The main vessels supplying the tumour were initially identified by angiography and embolisation was achieved using gelfoam, stainless-steel coils and polyvinyl alcohol. Repeat angiography was used to evaluate the success of the treatment. Persistent vascularity of the tumour was treated by further embolisation at monthly intervals until there was decreased blood flow on angiography, or the symptoms resolved. Patients were then followed closely by clinical and radiological assessment of the lesions and chest radiography at regular intervals. Any return of symptoms or radiological progression of the tumour was evaluated and treated by further angiography and embolisation. We have not experienced any of the occasional complications previously reported after embolisation secondary to ischaemic nerve injury. 17 The risks of nerve injury should, however, be described to patients before treatment.

One patient had progression of the disease with increase in the size of the tumour and persistent symptoms. She received radiation followed by chemotherapy and died from metastatic disease within 18 months of the initial diagnosis. Although repeated biopsies showed it to be benign, we suspect that this was a malignant lesion.

Four patients had relief from pain, increased mobility, and arrest of growth of the tumour after embolisation. They remain active with a full range of movement in their lower limbs and normal bowel and bladder function.

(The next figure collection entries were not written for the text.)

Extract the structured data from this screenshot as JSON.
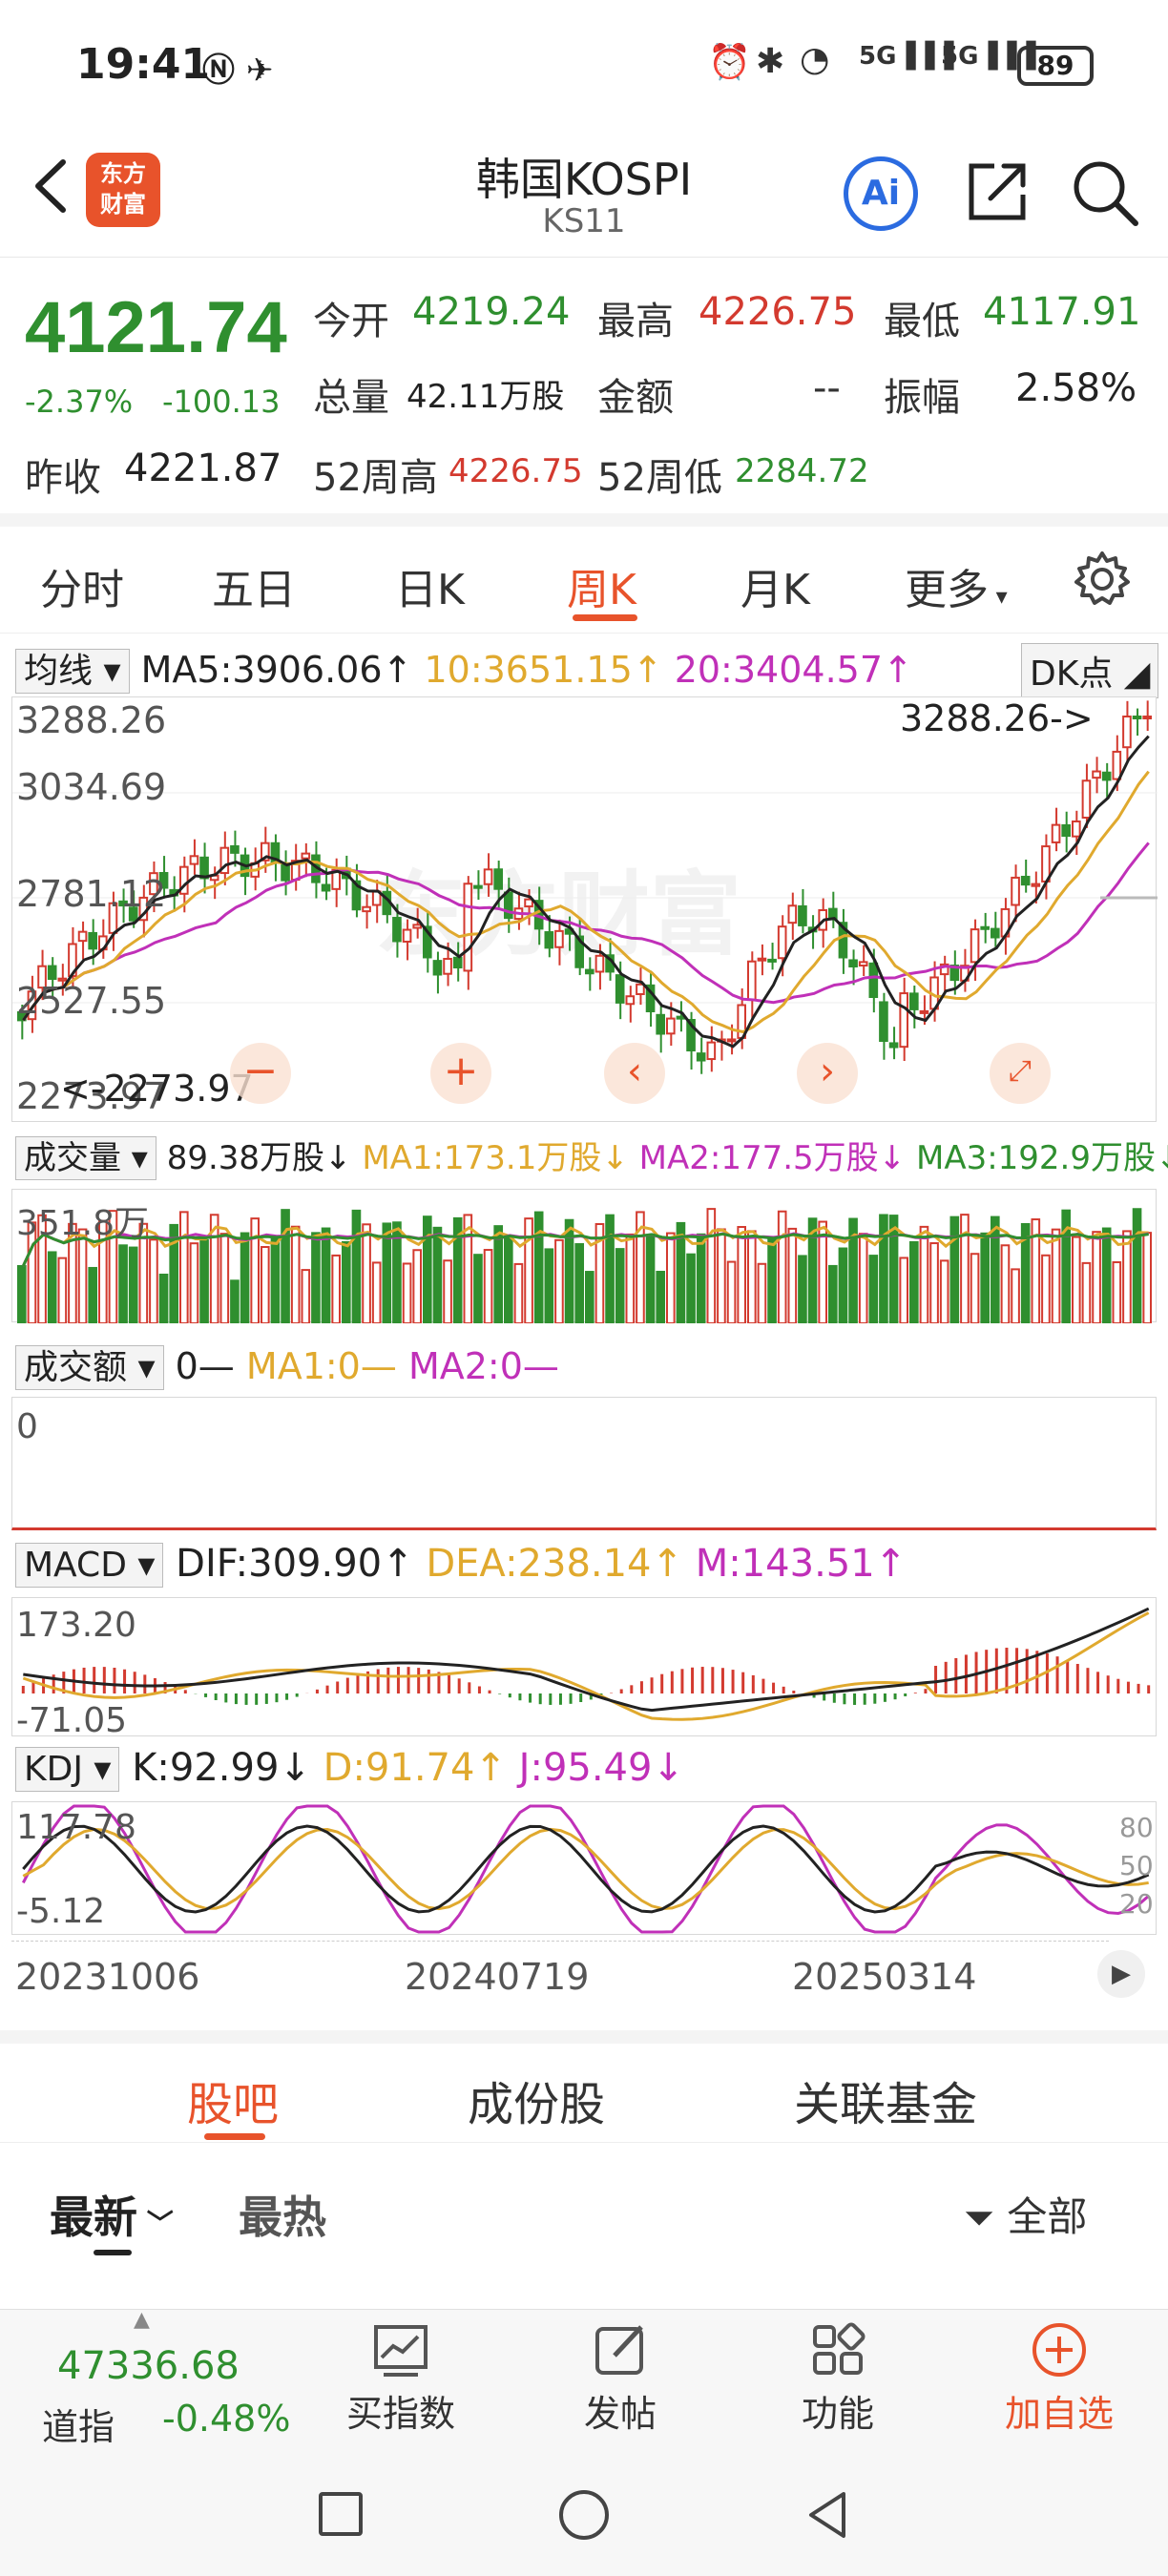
{
  "status": {
    "time": "19:41",
    "battery": "89",
    "network": "5G"
  },
  "header": {
    "title": "韩国KOSPI",
    "subtitle": "KS11",
    "logo_text": "东方财富",
    "ai_label": "Ai"
  },
  "quote": {
    "price": "4121.74",
    "change_pct": "-2.37%",
    "change_abs": "-100.13",
    "open_label": "今开",
    "open": "4219.24",
    "high_label": "最高",
    "high": "4226.75",
    "low_label": "最低",
    "low": "4117.91",
    "volume_label": "总量",
    "volume": "42.11万股",
    "amount_label": "金额",
    "amount": "--",
    "amplitude_label": "振幅",
    "amplitude": "2.58%",
    "prev_close_label": "昨收",
    "prev_close": "4221.87",
    "wk52_high_label": "52周高",
    "wk52_high": "4226.75",
    "wk52_low_label": "52周低",
    "wk52_low": "2284.72"
  },
  "tabs": [
    "分时",
    "五日",
    "日K",
    "周K",
    "月K",
    "更多"
  ],
  "active_tab": "周K",
  "main_chart": {
    "ma_selector": "均线",
    "ma5": "MA5:3906.06↑",
    "ma10": "10:3651.15↑",
    "ma20": "20:3404.57↑",
    "dk_label": "DK点",
    "y_ticks": [
      "3288.26",
      "3034.69",
      "2781.12",
      "2527.55",
      "2273.97"
    ],
    "max_annotation": "3288.26->",
    "min_annotation": "<-2273.97",
    "watermark": "东方财富"
  },
  "volume_panel": {
    "selector": "成交量",
    "value": "89.38万股↓",
    "ma1": "MA1:173.1万股↓",
    "ma2": "MA2:177.5万股↓",
    "ma3": "MA3:192.9万股↓",
    "y_max": "351.8万"
  },
  "amount_panel": {
    "selector": "成交额",
    "value": "0—",
    "ma1": "MA1:0—",
    "ma2": "MA2:0—",
    "y_val": "0"
  },
  "macd_panel": {
    "selector": "MACD",
    "dif": "DIF:309.90↑",
    "dea": "DEA:238.14↑",
    "m": "M:143.51↑",
    "y_max": "173.20",
    "y_min": "-71.05"
  },
  "kdj_panel": {
    "selector": "KDJ",
    "k": "K:92.99↓",
    "d": "D:91.74↑",
    "j": "J:95.49↓",
    "y_max": "117.78",
    "y_min": "-5.12",
    "levels": [
      "80",
      "50",
      "20"
    ]
  },
  "x_dates": [
    "20231006",
    "20240719",
    "20250314"
  ],
  "bottom_tabs": [
    "股吧",
    "成份股",
    "关联基金"
  ],
  "sort": {
    "latest": "最新",
    "hot": "最热",
    "filter": "全部"
  },
  "footer": {
    "ticker_value": "47336.68",
    "ticker_name": "道指",
    "ticker_change": "-0.48%",
    "buy_index": "买指数",
    "post": "发帖",
    "function": "功能",
    "add_watch": "加自选"
  },
  "colors": {
    "up": "#d33a2f",
    "down": "#2f8f2f",
    "accent": "#e8532b",
    "ma10": "#e0a92e",
    "ma20": "#c030b8"
  }
}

Giant-cell tumours of the sacrum are rare and treatment is difficult because of their site and aggressive behaviour. 1-4.6-13.20 Our study demonstrates a minimally invasive technique for treating a challenging disease with good outcomes. Embolisation deserves consideration as a primary and possibly the sole treatment of giant-cell tumours of the sacrum. It requires an initial angiogram before embolisation, followed by further assessment by CT or MRI and also an angiogram and possible embolisation if there is persistent or renewed vascularity, at intervals of one or two months for a period of six months. Thereafter, angiography should be carried out if there are persistent symptoms. Treatment requires close clinical and radiological follow-up and a full commitment on the part of the patient and surgeon.

No benefits in any form have been received or will be received from a commercial party related directly or indirectly to the subject of this article.